In comes Android, and concerns on security
iPhone was and is a great success. Coupled with iPad, Apple benefitted from a successful vertically integrated company while allowing a limited exposure at the top. Evidently, it left a large part of the industry out of play looking for action in smart phone mobile world. Closest competitor of Apple was Blackberry and it was not very differently structured from Apple. Increasingly getting jittery seeing the advent of Apple, a lot of players set their eyes on a potential competitor – Android.
It was a repeat of early 1980’s for formation of a new horizontal stack. Although Google controlled the operating system, it was open for custom implementation by hardware vendors provided they maintained compatibility required for application developers. Android also provided for market place, once again opening up the entire stack at the top. Most importantly, it allowed various players to offer Android implementations at various price points suiting the needs of most. On the other hand, Apple was perceived as a premium player delivering at higher price points.
Source – http://www.slideshare.net/andreasc/mobile-megatrends-2010-vision-mobile-research
An openness is required for proper functioning of such a horizontal stack. And it comes with its price in terms of security concerns. Since 2007 onwards, as it happened in late 1990, unscrupulous elements started to misuse this openness once again giving rise to security players with a need to act as cops. The glue of trust needed firm hand of security companies to re-establish in front of vendors and users.
Apple had also opened up the stack at application level. Did it have had security concerns? The answer is yes, however such concerns got tempered by injection of certain level of trust by the gatekeeping of market place by Apple. Clearly this was not deemed enough, third-party trust mechanism coming in from was still expected and it came from various security vendors such as McAfee, Lookout mobile etc.
Lockdown Security – OEM breach of trust costs money
Horizontal stacking of mobile/embedded device industry requires another level of trust. Largely a mobile/embedded device’s OS does not provide for developers to directly hook into/or change kernel level components during run time. More over, a shipped mobile/embedded device’s OS is not expected to undergo change, unless carried through a vendor approved OS process. In many situation, such trust is often broken consciously or due to malware that exploits existing vulnerabilities in the operating system. Further more, traditionally OEM owns and provides support for OS part of device and hence it costs them money to remediate each such instance of a broken OS/device. Lockdown of devices and making them temper proof is another level of trust enforced between users and manufacturers of the device, once again by a third-party acting as gatekeeper of trust.

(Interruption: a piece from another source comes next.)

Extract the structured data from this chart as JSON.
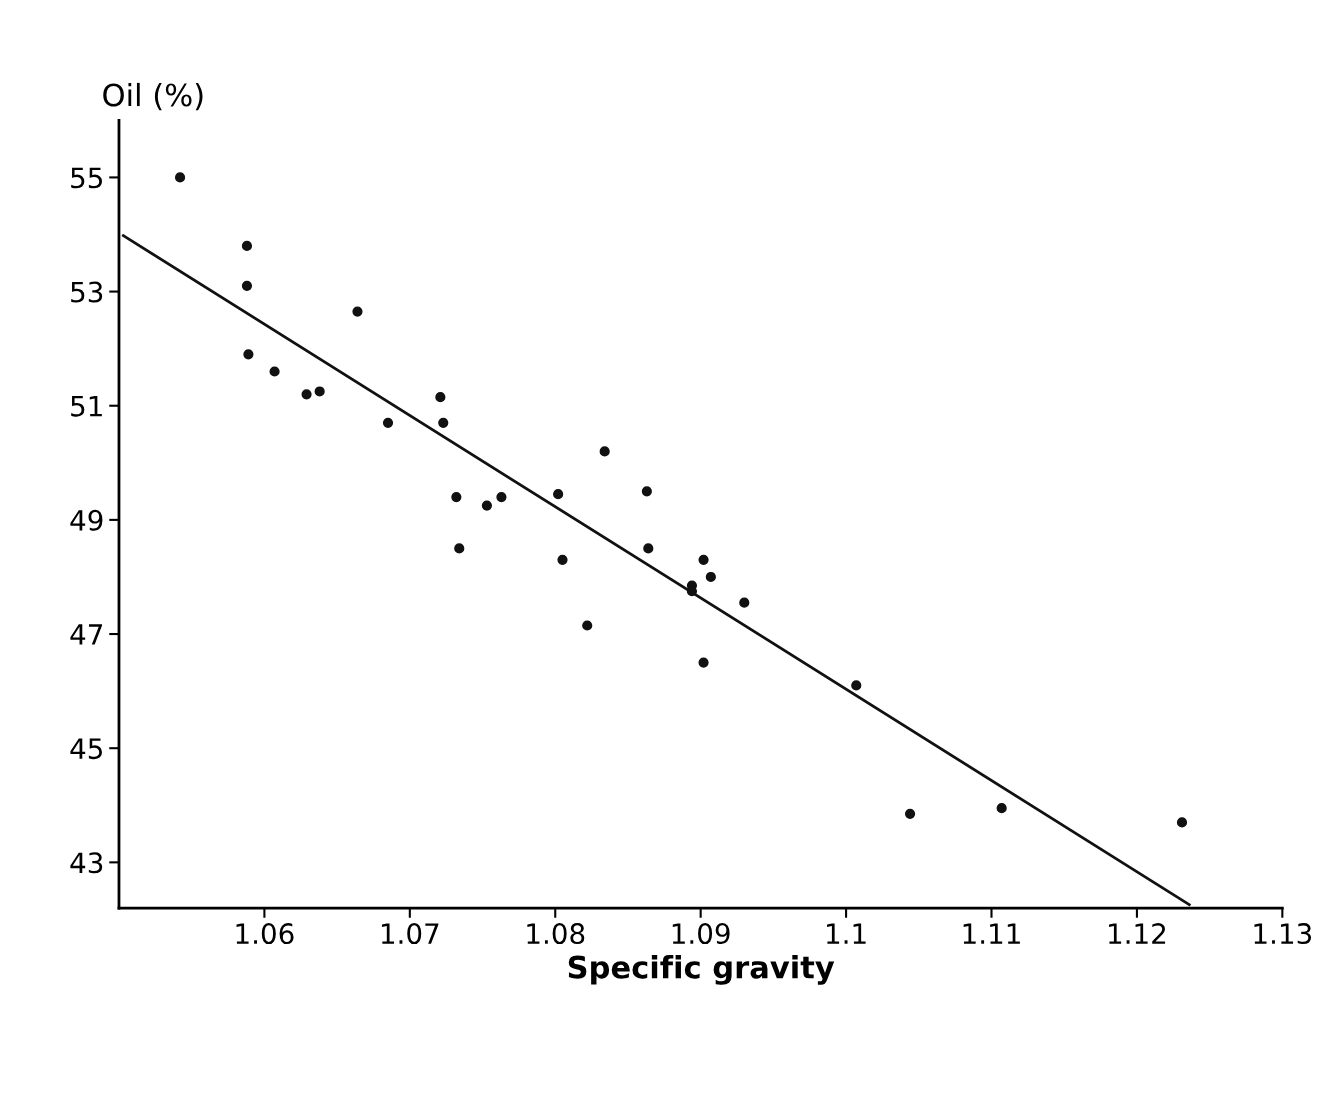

Innovation and enterprise thrive on openness of platforms. It allows various players to interpret a platform, stacks of platforms in the ways that makes most sense to their technical and business instincts. In an ideal schemes of things, it generates an unparalleled market potential that is tapped by enterprising individuals. However, it is also exploited by unscrupulous elements and that is where a third-party security industry becomes keeper of trust and a cop against bad guys.